Drari : personne du quartier qui a un certain type de langage et comportement rapport aux valeurs "les enfants" ou potes, solidarité, fraternité, être quelqu'un, le sang, un bon ami Mot péjoratif ? délinquance, qui fait des actes de jeunes, un gars du quartier, vie dans la rue, les bandes urbaines solidarité, sincérité quelqu'un qui veut s'assumer tout seul Ce mot peut indiquer une personne seule ou une bande Mélange culturel Style et apparence, mauvais garçon Business
Homogénéité et hétérogénéité La culture juvénile est homogène (se rapproche par le qualificatif de l'âge) et aussi hétérogène (se caractérise par des jeunesses distinctes et non un seule type de jeunesse) Les mécanismes de reproduction : notre milieu social va influencer notre vie sociale. La jeunesse n'a pas une unité = il s'agit de jeunesses qui se développent différemment selon les cultures de leur environnement. La jeunesse n'est pas un groupe social définit L'appartenance a une classe d'âge est éphèmere, la notion de jeunesse varie selon les époques et les sociétés. Les individus sont pluriels et hybrides, ils sont libres de faire des choix et d'avoir des identités plurielles. Les jeunesses sont les produits de la socialisation : les jeunesses sont des catégories de la population qui sont les fruits d'un processus de socialisation, influencés pas différentes sphères de socialisation (les pairs, l'école, les médias, la famille*, ses gouts, ses pratiques...) *la famille : socialisation primaire, les autres, socialisation secondaire. ^ transmet le capital culturel.
Les délinquances juvéniles dans le champ politique : Les autorités ont peur de la culture juvénile, de la délinquance et de la révolution (multiples exemples historiques : révolutions estudantines, Révolution française, mai 1968, révolution culturelle en Chine,...) La délinquance juvénile est alors désignée comme dangereuse et néfaste. D'où la politique criminelle mise en place, et des idéologies de "tolérance zero" = l'état va mettre en place des mesures pour limiter les crimes des jeunes. La délinquance juvénile dans le champ médiatiques : Les médias vont mettre à la une certains faits commis dans une société. Les diffusions d'informations à travers les médias sont comme des fenêtres sur le monde qui ne permet que d'apercevoir une partie de la réalité, de plus que la réalité véhiculée peut être déformée.

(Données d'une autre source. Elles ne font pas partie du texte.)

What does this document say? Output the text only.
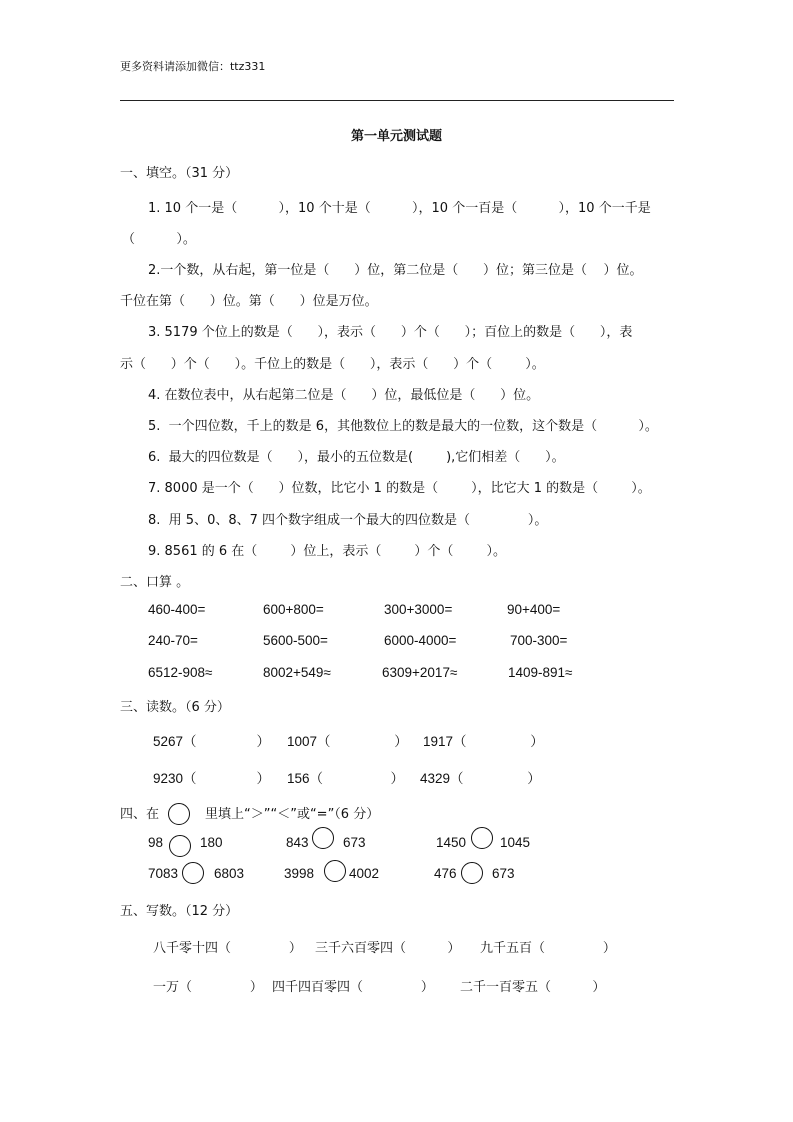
更多资料请添加微信：ttz331
第一单元测试题
一、填空。（31 分）
1. 10 个一是（          ），10 个十是（          ），10 个一百是（          ），10 个一千是
（          ）。
2.一个数，从右起，第一位是（      ）位，第二位是（      ）位；第三位是（    ）位。
千位在第（      ）位。第（      ）位是万位。
3. 5179 个位上的数是（      ），表示（      ）个（      ）；百位上的数是（      ），表
示（      ）个（      ）。千位上的数是（      ），表示（      ）个（        ）。
4. 在数位表中，从右起第二位是（      ）位，最低位是（      ）位。
5.  一个四位数，千上的数是 6，其他数位上的数是最大的一位数，这个数是（          ）。
6.  最大的四位数是（      ），最小的五位数是(        ),它们相差（      ）。
7. 8000 是一个（      ）位数，比它小 1 的数是（        ），比它大 1 的数是（        ）。
8.  用 5、0、8、7 四个数字组成一个最大的四位数是（              ）。
9. 8561 的 6 在（        ）位上，表示（        ）个（        ）。
二、口算 。
460-400=	600+800=	300+3000=	90+400=
240-70=	5600-500=	6000-4000=	700-300=
6512-908≈	8002+549≈	6309+2017≈	1409-891≈
三、读数。（6 分）
5267（                ） 1007（                 ） 1917（                 ）
9230（                ） 156（                  ） 4329（                 ）
四、在	里填上“＞”“＜”或“=”（6 分）
98	180	843	673	1450	1045
7083	6803	3998	4002	476	673
五、写数。（12 分）
八千零十四（              ） 三千六百零四（          ） 九千五百（              ）
一万（              ） 四千四百零四（              ） 二千一百零五（          ）
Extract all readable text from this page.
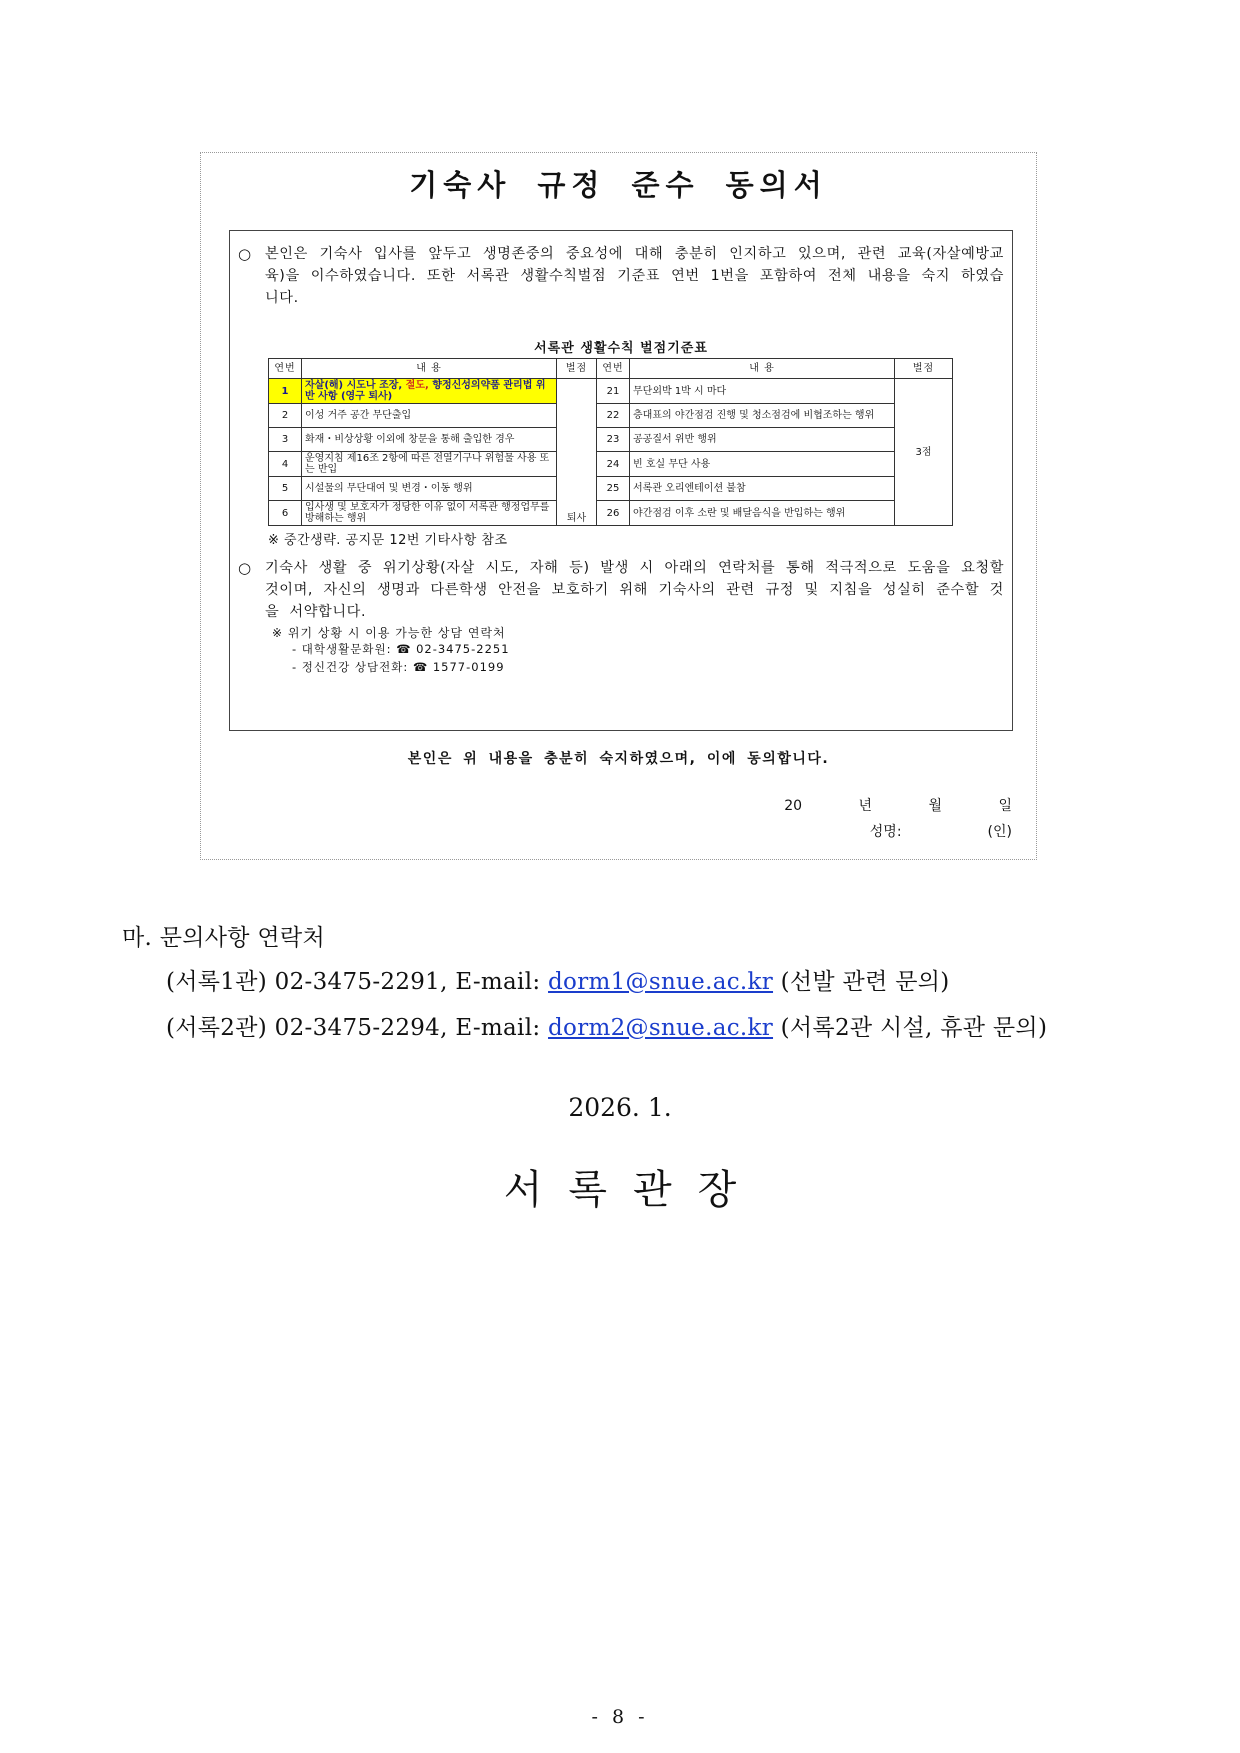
기숙사 규정 준수 동의서
○ 본인은 기숙사 입사를 앞두고 생명존중의 중요성에 대해 충분히 인지하고 있으며, 관련 교육(자살예방교육)을 이수하였습니다. 또한 서록관 생활수칙벌점 기준표 연번 1번을 포함하여 전체 내용을 숙지 하였습니다.
서록관 생활수칙 벌점기준표
연번	내 용	벌점	연번	내 용	벌점
1	자살(해) 시도나 조장, 절도, 향정신성의약품 관리법 위반 사항 (영구 퇴사)	퇴사	21	무단외박 1박 시 마다	3점
2	이성 거주 공간 무단출입		22	층대표의 야간점검 진행 및 청소점검에 비협조하는 행위	
3	화재・비상상황 이외에 창문을 통해 출입한 경우		23	공공질서 위반 행위	
4	운영지침 제16조 2항에 따른 전열기구나 위험물 사용 또는 반입		24	빈 호실 무단 사용	
5	시설물의 무단대여 및 변경・이동 행위		25	서록관 오리엔테이션 불참	
6	입사생 및 보호자가 정당한 이유 없이 서록관 행정업무를 방해하는 행위		26	야간점검 이후 소란 및 배달음식을 반입하는 행위	
※ 중간생략. 공지문 12번 기타사항 참조
○ 기숙사 생활 중 위기상황(자살 시도, 자해 등) 발생 시 아래의 연락처를 통해 적극적으로 도움을 요청할 것이며, 자신의 생명과 다른학생 안전을 보호하기 위해 기숙사의 관련 규정 및 지침을 성실히 준수할 것을 서약합니다.
※ 위기 상황 시 이용 가능한 상담 연락처
- 대학생활문화원: ☎ 02-3475-2251
- 정신건강 상담전화: ☎ 1577-0199
본인은 위 내용을 충분히 숙지하였으며, 이에 동의합니다.
20 년 월 일
성명:	(인)
마. 문의사항 연락처
(서록1관) 02-3475-2291, E-mail: dorm1@snue.ac.kr (선발 관련 문의)
(서록2관) 02-3475-2294, E-mail: dorm2@snue.ac.kr (서록2관 시설, 휴관 문의)
2026. 1.
서록관장
- 8 -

Les données administratives

Les comportements condamnées par le contrôle social formel encourent des sanctions pénales. La pénalité est une réaction sociale face au comportement délinquant. Les reports ont lieu à un procès verbal enregistré dans les données administratives de l'état qui contribue aux statistiques de l'activité de ceux qui tracent ces données. Il y a de nombreux cas où les reports n'ont pas lieu, ou le fait est classé sans suite, et donc non considéré par l'état. On appelle cela le chiffre noir de la criminalité. Les statistiques policières ne représentent pas la criminalité mais l'activité de ceux-ci. La politique criminelle mis en place vise un certain type de comportement délinquant et par conséquent, ces priorités font monter les chiffres des statistiques. Les données administratives peuvent enregistrer des enquêtes de victimation (permet de mesurer si certaines catégories sont victimes d'infractions), des rapports de délit inexistants (cause une surrévaluation)
Pratiques de délinquances juvéniles : expériences partagées en groupe. - consommation (comme "auto-médication", possible), vol, cyber-harcelement... => conséquences de la société de consommation, par la possession d'objets et des buts culturels de la société (buts à atteindre pour s'intégrer = sociocratie), érigés par les valeurs sociales. Les inégalités sociales pèsent et ont des effets psychologiques Il existe plusieurs pratiques de délinquances juvéniles dites "normales" et "spécifiques" 1) Les pratiques passagères = temporaires. Se caractérise par l'expérimentation, l'influence, la recherche de plaisir Les adolescents sont des êtres déterminés par des contraintes et sont dotés d'un libre arbitre. Ils passent par un processus de socialisation, le développement de l'être humain en société. C'est un comportement hors de portée de l'autorité politique = il est impossible d'interdire l'adolescence ! (il ne faut pas condamner les comportements, mais les expliquer par la prévention = réduction des risques) 2) La délinquance symptôme : trouble mental, comportement clinique et psycho-médical 3) La délinquance systémique : Acceptation d'une attitude délinquante, d'un mode de vie qui transgresse les normes. Conséquence de la précarité / vulnérabilité sociétale, de l'exposition à la violence. Tout adolescent souhaite s'ajuster aux buts culturels de la société, par tous moyens, car ils sont exposés à la vie dans un environnement normé contemporain. Construction d'une identité délinquante, justifiée et raisonnée = neutralisation de la culpabilité. à la place de la "mort sociale" 💀 La vulnérabilité est un facteur qui favorise un comportement déviant. Mais n'est pas forcément un déterminant de la déviance (il y a des jeunes vulnérables qui se débrouillent sans avoir recours à la délinquance)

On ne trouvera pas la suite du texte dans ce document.